Comment répartir les rôles sur le Tour de France ?

Une question se pose alors. Puisque la Sky mise sur Bradley Wiggins et Christopher Froome pour le général et qu’il est absolument improbable de voir Cavendish zapper l’évènement, quelle équipe alignera la formation anglaise sur le Tour ?
Nul doute que le dernier maillot vert du Tour a signé en obtenant la garantie d’un train sur le Tour de France. Pour preuve, Eisel – capitaine de route chez HTC l’an passé –- et Pate l’ont rejoins, passant tous deux également d’HTC à Sky. Mais un problème se pose alors puisqu’il faudra faire cohabiter tout le monde sans sacrifier une partie de l’équipe.

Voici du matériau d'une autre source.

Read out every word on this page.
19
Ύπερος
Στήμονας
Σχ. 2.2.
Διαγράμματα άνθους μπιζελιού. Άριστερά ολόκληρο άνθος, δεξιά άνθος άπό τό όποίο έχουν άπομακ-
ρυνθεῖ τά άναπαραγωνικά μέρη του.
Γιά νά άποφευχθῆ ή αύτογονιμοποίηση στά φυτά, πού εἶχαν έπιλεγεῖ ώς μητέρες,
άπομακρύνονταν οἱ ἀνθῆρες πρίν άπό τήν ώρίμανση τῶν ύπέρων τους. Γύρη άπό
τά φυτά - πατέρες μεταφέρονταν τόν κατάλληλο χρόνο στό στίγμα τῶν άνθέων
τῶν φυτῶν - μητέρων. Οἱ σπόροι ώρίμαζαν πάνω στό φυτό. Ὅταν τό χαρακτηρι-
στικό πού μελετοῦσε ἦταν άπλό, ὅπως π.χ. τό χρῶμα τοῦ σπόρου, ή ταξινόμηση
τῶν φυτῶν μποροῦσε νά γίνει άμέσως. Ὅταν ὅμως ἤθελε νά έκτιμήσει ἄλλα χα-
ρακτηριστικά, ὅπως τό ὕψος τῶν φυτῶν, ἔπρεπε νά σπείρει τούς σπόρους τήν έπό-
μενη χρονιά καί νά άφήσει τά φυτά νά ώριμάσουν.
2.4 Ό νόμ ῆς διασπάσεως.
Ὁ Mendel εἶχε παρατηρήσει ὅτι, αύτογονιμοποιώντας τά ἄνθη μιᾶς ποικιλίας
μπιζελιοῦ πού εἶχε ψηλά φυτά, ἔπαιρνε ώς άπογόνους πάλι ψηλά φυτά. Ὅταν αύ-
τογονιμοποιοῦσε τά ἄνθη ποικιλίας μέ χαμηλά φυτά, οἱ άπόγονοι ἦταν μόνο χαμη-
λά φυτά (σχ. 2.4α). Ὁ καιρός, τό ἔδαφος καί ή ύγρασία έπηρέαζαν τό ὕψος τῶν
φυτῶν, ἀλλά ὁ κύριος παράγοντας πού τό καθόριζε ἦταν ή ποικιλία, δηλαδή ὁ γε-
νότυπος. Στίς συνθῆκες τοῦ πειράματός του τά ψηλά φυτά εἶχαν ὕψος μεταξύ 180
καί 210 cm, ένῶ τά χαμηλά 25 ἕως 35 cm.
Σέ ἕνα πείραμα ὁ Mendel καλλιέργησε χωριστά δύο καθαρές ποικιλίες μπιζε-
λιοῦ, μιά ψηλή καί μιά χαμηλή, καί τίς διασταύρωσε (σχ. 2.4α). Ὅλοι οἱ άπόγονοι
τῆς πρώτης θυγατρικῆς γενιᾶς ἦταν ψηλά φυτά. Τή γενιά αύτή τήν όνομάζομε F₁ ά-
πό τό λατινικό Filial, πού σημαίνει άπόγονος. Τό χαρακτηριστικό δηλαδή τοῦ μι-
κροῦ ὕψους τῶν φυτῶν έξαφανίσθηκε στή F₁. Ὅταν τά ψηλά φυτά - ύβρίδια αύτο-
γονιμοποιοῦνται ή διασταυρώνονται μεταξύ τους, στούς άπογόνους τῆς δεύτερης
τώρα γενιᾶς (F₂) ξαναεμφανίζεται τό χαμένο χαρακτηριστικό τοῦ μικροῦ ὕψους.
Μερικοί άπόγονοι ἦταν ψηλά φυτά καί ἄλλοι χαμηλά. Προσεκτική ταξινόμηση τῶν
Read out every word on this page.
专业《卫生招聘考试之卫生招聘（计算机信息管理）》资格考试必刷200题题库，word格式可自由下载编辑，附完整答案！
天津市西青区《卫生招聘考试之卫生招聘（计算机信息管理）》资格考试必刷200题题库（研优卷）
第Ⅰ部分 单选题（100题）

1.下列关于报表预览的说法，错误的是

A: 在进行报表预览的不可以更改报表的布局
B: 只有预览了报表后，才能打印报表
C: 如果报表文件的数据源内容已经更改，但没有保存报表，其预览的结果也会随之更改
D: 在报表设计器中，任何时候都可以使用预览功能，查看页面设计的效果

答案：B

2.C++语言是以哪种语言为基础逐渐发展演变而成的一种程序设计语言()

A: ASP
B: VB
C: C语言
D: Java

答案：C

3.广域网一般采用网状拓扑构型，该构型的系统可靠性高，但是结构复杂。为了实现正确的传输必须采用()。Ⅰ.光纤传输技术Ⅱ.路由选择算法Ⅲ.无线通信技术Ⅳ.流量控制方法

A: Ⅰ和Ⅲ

Comment organiser un train performant pour le maillot vert 2011 tout en gardant un noyau prêt à aider Bradley Wiggins et à rouler pour lui s’il vient à prendre le jaune à la suite du premier contre la montre ? De plus, nouveau problème, on voit mal la formation écarter Edvald Boasson Hagen, double vainqueur d’étapes l’an passé de la sélection pour la Grande Boucle. De même pour Juan Antonio Flecha, qui -– s’il se dit prêt à travailler pour ses leaders -– rêve d’une seconde victoire d’étape sur le Tour.
Wiggins, Froome, Boasson Hagen, Flecha, Cavendish, Eisel,… les places seront chères sur le Tour, et l’équipe doit être en mesure d’assumer la course tant pour son sprinter que son leader.

Le Team Sky devra donc composer avec de nombreux leaders et veiller à répartir habilement les rôles au sein de l’équipe pour 2012. David Brailsford n’a que l’embarras du choix.